Razorfish, a digital advertising and marketing firm, segments users and customers based on the collection and analysis of non-personally identifiable data from browsing sessions. Doing so requires applying data mining methods across historical click streams to identify effective segmentation and categorization algorithms and techniques. These click streams are generated when a visitor navigates a web site or catalog, leaving behind patterns that can indicate a user’s interests. Algorithms are then implemented on systems that can batch execute at the appropriate scale against current data sets ranging in size from dozens of Gigabytes to Terabytes. The algorithms are also customized on a client-by-client basis to observe online/offline sales and customer loyalty data. Results of the analysis are loaded into ad-serving and cross-selling systems that in turn deliver the segmentation results in real time.

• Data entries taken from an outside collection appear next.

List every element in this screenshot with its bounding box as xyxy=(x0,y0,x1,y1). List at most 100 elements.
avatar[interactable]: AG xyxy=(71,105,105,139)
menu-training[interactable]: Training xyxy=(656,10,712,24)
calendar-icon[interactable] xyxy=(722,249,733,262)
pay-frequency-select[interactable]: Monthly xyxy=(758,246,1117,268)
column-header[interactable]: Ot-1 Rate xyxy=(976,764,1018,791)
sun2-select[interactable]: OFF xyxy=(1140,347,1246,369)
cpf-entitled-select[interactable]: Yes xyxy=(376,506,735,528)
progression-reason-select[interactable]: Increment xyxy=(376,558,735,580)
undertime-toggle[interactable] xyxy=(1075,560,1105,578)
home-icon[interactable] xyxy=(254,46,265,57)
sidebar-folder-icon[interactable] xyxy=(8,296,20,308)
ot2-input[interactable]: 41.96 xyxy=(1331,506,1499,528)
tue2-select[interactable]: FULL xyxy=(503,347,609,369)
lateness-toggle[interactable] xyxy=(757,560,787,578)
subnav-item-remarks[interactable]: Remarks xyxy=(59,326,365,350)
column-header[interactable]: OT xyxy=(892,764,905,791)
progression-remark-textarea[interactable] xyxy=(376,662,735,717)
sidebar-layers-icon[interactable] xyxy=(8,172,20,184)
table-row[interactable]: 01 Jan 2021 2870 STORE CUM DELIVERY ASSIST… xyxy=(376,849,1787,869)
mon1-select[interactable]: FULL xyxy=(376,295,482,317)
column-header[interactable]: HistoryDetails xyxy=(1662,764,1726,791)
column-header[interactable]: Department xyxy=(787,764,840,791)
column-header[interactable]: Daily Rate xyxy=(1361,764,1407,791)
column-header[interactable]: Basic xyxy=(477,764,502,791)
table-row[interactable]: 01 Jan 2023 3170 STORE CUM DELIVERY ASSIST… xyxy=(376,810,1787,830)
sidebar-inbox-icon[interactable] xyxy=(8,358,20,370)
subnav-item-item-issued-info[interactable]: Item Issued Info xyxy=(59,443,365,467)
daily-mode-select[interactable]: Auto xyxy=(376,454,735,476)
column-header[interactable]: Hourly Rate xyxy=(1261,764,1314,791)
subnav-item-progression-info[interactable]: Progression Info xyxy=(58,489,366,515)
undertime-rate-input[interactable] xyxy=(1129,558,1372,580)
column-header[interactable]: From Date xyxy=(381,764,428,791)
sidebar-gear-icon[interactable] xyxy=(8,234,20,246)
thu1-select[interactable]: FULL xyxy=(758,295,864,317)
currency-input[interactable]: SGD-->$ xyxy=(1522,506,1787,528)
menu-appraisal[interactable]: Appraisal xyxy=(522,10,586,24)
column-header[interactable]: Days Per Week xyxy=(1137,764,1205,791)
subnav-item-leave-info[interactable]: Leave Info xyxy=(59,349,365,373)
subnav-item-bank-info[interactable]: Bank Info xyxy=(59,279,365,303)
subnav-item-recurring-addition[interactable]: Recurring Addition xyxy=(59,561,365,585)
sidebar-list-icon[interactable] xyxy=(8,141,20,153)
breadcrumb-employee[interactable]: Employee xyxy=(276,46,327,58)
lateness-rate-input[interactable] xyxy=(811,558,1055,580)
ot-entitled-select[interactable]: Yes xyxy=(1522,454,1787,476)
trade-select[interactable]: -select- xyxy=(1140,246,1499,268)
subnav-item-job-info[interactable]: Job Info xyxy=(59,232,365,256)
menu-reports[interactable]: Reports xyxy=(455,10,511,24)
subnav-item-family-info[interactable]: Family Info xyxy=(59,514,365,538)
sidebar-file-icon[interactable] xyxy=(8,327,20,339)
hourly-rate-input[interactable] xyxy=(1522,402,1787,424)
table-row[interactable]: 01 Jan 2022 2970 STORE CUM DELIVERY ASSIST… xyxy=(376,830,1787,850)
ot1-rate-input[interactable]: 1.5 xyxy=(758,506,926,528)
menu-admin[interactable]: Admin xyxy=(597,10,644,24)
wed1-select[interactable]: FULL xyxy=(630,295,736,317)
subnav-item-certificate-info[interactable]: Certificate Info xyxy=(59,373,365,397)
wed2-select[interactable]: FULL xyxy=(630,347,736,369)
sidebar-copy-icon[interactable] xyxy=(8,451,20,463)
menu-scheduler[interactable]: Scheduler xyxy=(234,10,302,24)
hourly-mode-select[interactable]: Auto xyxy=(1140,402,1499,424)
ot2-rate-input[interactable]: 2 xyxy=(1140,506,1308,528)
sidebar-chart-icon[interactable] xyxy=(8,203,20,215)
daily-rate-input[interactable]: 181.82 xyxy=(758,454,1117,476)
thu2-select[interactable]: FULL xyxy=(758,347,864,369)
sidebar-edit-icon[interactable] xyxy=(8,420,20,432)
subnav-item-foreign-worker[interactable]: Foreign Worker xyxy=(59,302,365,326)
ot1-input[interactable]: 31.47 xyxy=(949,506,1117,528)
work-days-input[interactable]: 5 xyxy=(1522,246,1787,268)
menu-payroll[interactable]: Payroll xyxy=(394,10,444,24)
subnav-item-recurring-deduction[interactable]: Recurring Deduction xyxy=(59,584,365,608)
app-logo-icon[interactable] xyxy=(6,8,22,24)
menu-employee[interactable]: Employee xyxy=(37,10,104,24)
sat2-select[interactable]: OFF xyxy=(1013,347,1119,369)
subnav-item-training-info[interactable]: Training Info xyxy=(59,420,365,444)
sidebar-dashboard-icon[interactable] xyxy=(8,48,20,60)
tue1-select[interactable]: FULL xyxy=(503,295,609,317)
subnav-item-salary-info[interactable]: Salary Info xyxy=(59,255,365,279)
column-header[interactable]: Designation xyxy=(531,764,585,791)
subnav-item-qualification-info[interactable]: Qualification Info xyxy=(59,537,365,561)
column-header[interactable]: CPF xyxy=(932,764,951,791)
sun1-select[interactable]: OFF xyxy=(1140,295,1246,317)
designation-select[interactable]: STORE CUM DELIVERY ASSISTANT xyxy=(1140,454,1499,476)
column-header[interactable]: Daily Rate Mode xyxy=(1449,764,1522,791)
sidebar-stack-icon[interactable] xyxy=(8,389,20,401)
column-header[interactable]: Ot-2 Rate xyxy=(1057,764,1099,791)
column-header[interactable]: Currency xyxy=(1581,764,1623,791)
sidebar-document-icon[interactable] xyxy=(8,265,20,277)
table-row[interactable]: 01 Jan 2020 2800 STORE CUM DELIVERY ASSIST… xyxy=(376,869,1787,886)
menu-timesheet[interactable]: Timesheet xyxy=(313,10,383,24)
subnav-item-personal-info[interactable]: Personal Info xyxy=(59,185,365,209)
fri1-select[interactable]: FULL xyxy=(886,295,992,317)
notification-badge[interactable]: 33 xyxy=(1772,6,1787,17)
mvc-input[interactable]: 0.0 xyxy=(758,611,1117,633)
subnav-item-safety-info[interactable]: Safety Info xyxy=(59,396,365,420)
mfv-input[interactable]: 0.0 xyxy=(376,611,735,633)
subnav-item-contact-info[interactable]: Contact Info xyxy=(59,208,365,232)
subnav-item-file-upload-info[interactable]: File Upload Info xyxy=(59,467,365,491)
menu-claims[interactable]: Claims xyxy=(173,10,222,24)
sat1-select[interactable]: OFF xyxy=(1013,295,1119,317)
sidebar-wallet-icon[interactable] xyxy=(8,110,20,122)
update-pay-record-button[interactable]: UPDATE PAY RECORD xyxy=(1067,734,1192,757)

A common issue Razorfish has found with customer segmentation is the need to process gigantic click stream data sets. These large data sets are often the result of holiday shopping traffic on a retail website, or sudden dramatic growth on the data network of a media or social networking site. Building in-house infrastructure to analyze these click stream datasets requires investment in expensive “headroom” to handle peak demand. Without the expensive computing resources, Razorfish risks losing clients that require Razorfish to have sufficient resources at hand during critical moments. In addition, applications that can’t scale to handle increasingly large datasets can cause delays in identifying and applying algorithms that could drive additional revenue. As the sample data set grows (i.e. more users, more pages, more clicks), fewer applications are available that can handle the load and provide a timely response. Meanwhile, as the number of clients that utilize targeted advertising grows, access to on-demand compute and storage resources becomes a requirement. It was thus imperative for Razorfish to implement customer segmentation algorithms in a way that could be applied and executed independently of the scale of the incoming data and supporting infrastructure.
Prior to implementing Amazon Web Services (AWS), Razorfish relied on a traditional hosting environment that utilized high-cost SAN equipment for storage, a proprietary distributed log processing cluster of 30 servers, and several high-end SQL servers. In preparation for the 2009 holiday season, demand for targeted advertising increased. To support this need, Razorfish faced a potential cost of over $500,000 in additional hardware expenses, a procurement time frame of about two months, and the need for an additional senior operations/database administrator. Furthermore, due to downstream dependencies, they needed their daily processing cycle to complete within 18 hours. However, given the increased data volume, Razorfish expected their processing cycle to extend past two days for each run even after the potential investment in human and computing resources.
Why Amazon Web Services
To deal with the combination of huge datasets and custom segmentation targeting activities, coupled with price sensitive clients, Razorfish decided to move away from their rigid data infrastructure status quo. This migration helped Razorfish process vast amounts of data to handle the need for rapid scaling at both the application and infrastructure levels. Razorfish selected Ad Serving integration, AWS, Amazon Elastic MapReduce (a hosted Apache Hadoop service), Cascading, and a variety of chosen applications to power their targeted advertising system based on these benefits:
Efficient: Elastic infrastructure from AWS allows capacity to be provisioned as needed based on load, reducing cost and the risk of processing delays. Amazon Elastic MapReduce and Cascading lets Razorfish focus on application development without having to worry about time-consuming set-up, management, or tuning of Hadoop clusters or the compute capacity upon which they sit.
Ease of integration: Amazon Elastic MapReduce with Cascading allows data processing in the cloud without any changes to the underlying algorithms.
Flexible: Hadoop with Cascading is flexible enough to allow “agile” implementation and unit testing of sophisticated algorithms.
Adaptable: Cascading simplifies the integration of Hadoop with external ad systems.
Scalable: AWS infrastructure helps Razorfish reliably store and process huge (Petabytes) data sets.
The AWS elastic infrastructure platform allows Razorfish to manage wide variability in load by provisioning and removing capacity as needed. Mark Taylor, Program Director at Razorfish, said, “With our implementation of Amazon Elastic MapReduce and Cascading, there was no upfront investment in hardware, no hardware procurement delay, and no additional operations staff was hired. We completed development and testing of our first client project in six weeks. Our process is completely automated. Total cost of the infrastructure averages around $13,000 per month. Because of the richness of the algorithm and the flexibility of the platform to support it at scale, our first client campaign experienced a 500% increase in their return on ad spend from a similar campaign a year before.”